Latin American > Mexican

Moronga and Rice Pilaf Recipe

Ingredients with Measurements:
- 1 lb. moronga (blood sausage)
- 1 cup white rice
- 2 cups chicken broth
- 1 tbsp. olive oil
- 1 small onion, diced
- 2 garlic cloves, minced
- 1 tsp. cumin
- 1 tsp. smoked paprika
- Salt and pepper to taste
- Fresh parsley for garnish

Special equipment needed:
- Large skillet with lid

Step-by-step instructions:

1. Rinse the rice in cold water and drain.
2. In a large skillet, heat the olive oil over medium heat. Add the diced onion and minced garlic and sauté until the onion is translucent.
3. Add the rice to the skillet and stir to coat with the onion and garlic mixture.
4. Add the chicken broth, cumin, smoked paprika, salt, and pepper to the skillet.
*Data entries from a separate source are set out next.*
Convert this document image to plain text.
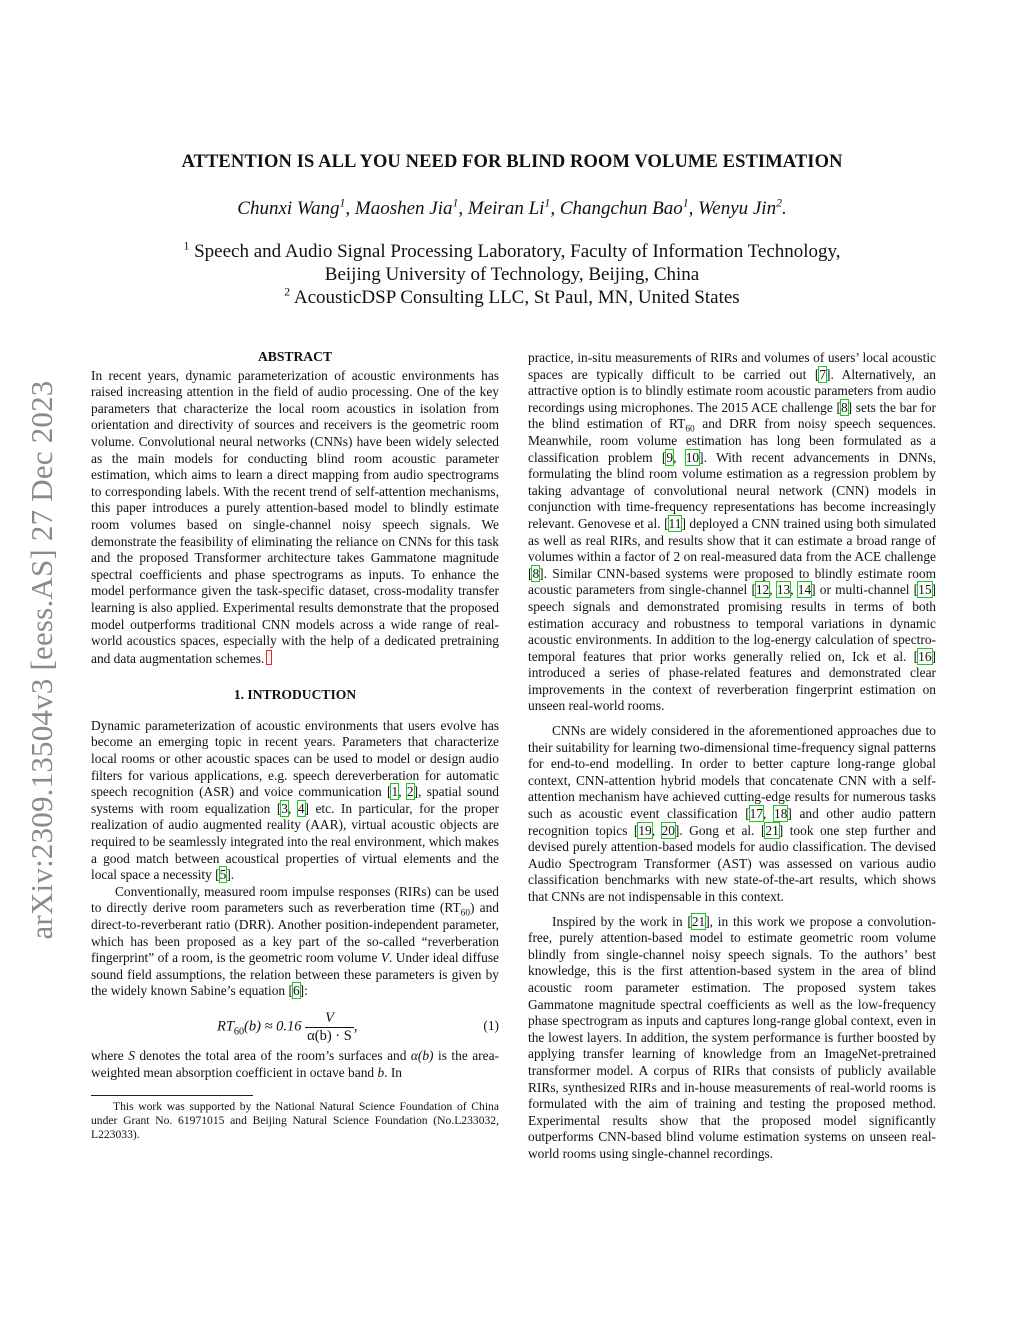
arXiv:2309.13504v3 [eess.AS] 27 Dec 2023
ATTENTION IS ALL YOU NEED FOR BLIND ROOM VOLUME ESTIMATION
Chunxi Wang$^1$, Maoshen Jia$^1$, Meiran Li$^1$, Changchun Bao$^1$, Wenyu Jin$^2$.
$^1$ Speech and Audio Signal Processing Laboratory, Faculty of Information Technology,
Beijing University of Technology, Beijing, China
$^2$ AcousticDSP Consulting LLC, St Paul, MN, United States
ABSTRACT

In recent years, dynamic parameterization of acoustic environments has raised increasing attention in the field of audio processing. One of the key parameters that characterize the local room acoustics in isolation from orientation and directivity of sources and receivers is the geometric room volume. Convolutional neural networks (CNNs) have been widely selected as the main models for conducting blind room acoustic parameter estimation, which aims to learn a direct mapping from audio spectrograms to corresponding labels. With the recent trend of self-attention mechanisms, this paper introduces a purely attention-based model to blindly estimate room volumes based on single-channel noisy speech signals. We demonstrate the feasibility of eliminating the reliance on CNNs for this task and the proposed Transformer architecture takes Gammatone magnitude spectral coefficients and phase spectrograms as inputs. To enhance the model performance given the task-specific dataset, cross-modality transfer learning is also applied. Experimental results demonstrate that the proposed model outperforms traditional CNN models across a wide range of real-world acoustics spaces, especially with the help of a dedicated pretraining and data augmentation schemes.

1. INTRODUCTION

Dynamic parameterization of acoustic environments that users evolve has become an emerging topic in recent years. Parameters that characterize local rooms or other acoustic spaces can be used to model or design audio filters for various applications, e.g. speech dereverberation for automatic speech recognition (ASR) and voice communication [1, 2], spatial sound systems with room equalization [3, 4] etc. In particular, for the proper realization of audio augmented reality (AAR), virtual acoustic objects are required to be seamlessly integrated into the real environment, which makes a good match between acoustical properties of virtual elements and the local space a necessity [5].

Conventionally, measured room impulse responses (RIRs) can be used to directly derive room parameters such as reverberation time $(RT_{60})$ and direct-to-reverberant ratio (DRR). Another position-independent parameter, which has been proposed as a key part of the so-called “reverberation fingerprint” of a room, is the geometric room volume V. Under ideal diffuse sound field assumptions, the relation between these parameters is given by the widely known Sabine’s equation [6]:

$RT_{60}(b) \approx 0.16 \frac{V}{\alpha(b) \cdot S}$ ,	(1)

where S denotes the total area of the room’s surfaces and α(b) is the area-weighted mean absorption coefficient in octave band b. In

This work was supported by the National Natural Science Foundation of China under Grant No. 61971015 and Beijing Natural Science Foundation (No.L233032, L223033).

practice, in-situ measurements of RIRs and volumes of users’ local acoustic spaces are typically difficult to be carried out [7]. Alternatively, an attractive option is to blindly estimate room acoustic parameters from audio recordings using microphones. The 2015 ACE challenge [8] sets the bar for the blind estimation of $RT_{60}$ and DRR from noisy speech sequences. Meanwhile, room volume estimation has long been formulated as a classification problem [9, 10]. With recent advancements in DNNs, formulating the blind room volume estimation as a regression problem by taking advantage of convolutional neural network (CNN) models in conjunction with time-frequency representations has become increasingly relevant. Genovese et al. [11] deployed a CNN trained using both simulated as well as real RIRs, and results show that it can estimate a broad range of volumes within a factor of 2 on real-measured data from the ACE challenge [8]. Similar CNN-based systems were proposed to blindly estimate room acoustic parameters from single-channel [12, 13, 14] or multi-channel [15] speech signals and demonstrated promising results in terms of both estimation accuracy and robustness to temporal variations in dynamic acoustic environments. In addition to the log-energy calculation of spectro-temporal features that prior works generally relied on, Ick et al. [16] introduced a series of phase-related features and demonstrated clear improvements in the context of reverberation fingerprint estimation on unseen real-world rooms.

CNNs are widely considered in the aforementioned approaches due to their suitability for learning two-dimensional time-frequency signal patterns for end-to-end modelling. In order to better capture long-range global context, CNN-attention hybrid models that concatenate CNN with a self-attention mechanism have achieved cutting-edge results for numerous tasks such as acoustic event classification [17, 18] and other audio pattern recognition topics [19, 20]. Gong et al. [21] took one step further and devised purely attention-based models for audio classification. The devised Audio Spectrogram Transformer (AST) was assessed on various audio classification benchmarks with new state-of-the-art results, which shows that CNNs are not indispensable in this context.

Inspired by the work in [21], in this work we propose a convolution-free, purely attention-based model to estimate geometric room volume blindly from single-channel noisy speech signals. To the authors’ best knowledge, this is the first attention-based system in the area of blind acoustic room parameter estimation. The proposed system takes Gammatone magnitude spectral coefficients as well as the low-frequency phase spectrogram as inputs and captures long-range global context, even in the lowest layers. In addition, the system performance is further boosted by applying transfer learning of knowledge from an ImageNet-pretrained transformer model. A corpus of RIRs that consists of publicly available RIRs, synthesized RIRs and in-house measurements of real-world rooms is formulated with the aim of training and testing the proposed method. Experimental results show that the proposed model significantly outperforms CNN-based blind volume estimation systems on unseen real-world rooms using single-channel recordings.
Stir to combine.
5. Bring the mixture to a boil, then reduce the heat to low and cover the skillet with a lid.
6. Simmer for 18-20 minutes, or until the rice is tender and the liquid has been absorbed.
7. While the rice is cooking, slice the moronga into rounds.
8. In a separate skillet, cook the moronga over medium heat until browned on both sides.
9. Serve the moronga over the rice pilaf and garnish with fresh parsley.


- Time:
Preparation time: 10 minutes
- Cooking time: 25 minutes
Temperature:
- Skillet over medium heat
Serving size:
- 4 servings

Nutritional information:
- Calories: 380
- Fat: 18g
- Carbohydrates: 35g
- Protein: 17g

Substitutions for ingredients:
- Brown rice can be substituted for white rice.
- Beef or pork sausage can be substituted for moronga.

Variations:
- Add diced bell peppers or tomatoes to the rice pilaf for extra flavor.
- Use different spices, such as chili powder or oregano, to customize the dish to your taste.

Tips and tricks:
- Rinse the rice before cooking to remove excess starch and prevent clumping.
- Use a non-stick skillet to prevent the rice from sticking to the bottom.
- Slice the moronga thinly for even cooking.

Storage instructions:
- Store any leftovers in an airtight container in the refrigerator for up to 3 days.

Reheating instructions:
- Reheat in the microwave or on the stovetop until heated through.

Presentation ideas:
- Serve the dish on a large platter with the moronga arranged on top of the rice pilaf.

Garnishes:
- Fresh parsley or cilantro

Pairings:
- Serve with a side of black beans or a simple green salad.

Suggested side dishes:
- Black beans
- Green salad

Troubleshooting advice:
- If the rice is still undercooked after 20 minutes, add a splash of water and continue to simmer until tender.

Food safety advice:
- Cook the moronga to an internal temperature of 160°F to ensure it is safe to eat.

Food history:
- Moronga, also known as blood sausage, is a traditional Mexican dish made with pig's blood, rice, and spices.

Flavor profiles:
- The dish has a savory, slightly spicy flavor from the cumin and smoked paprika.

Serving suggestions:
- Serve hot as a main dish for lunch or dinner.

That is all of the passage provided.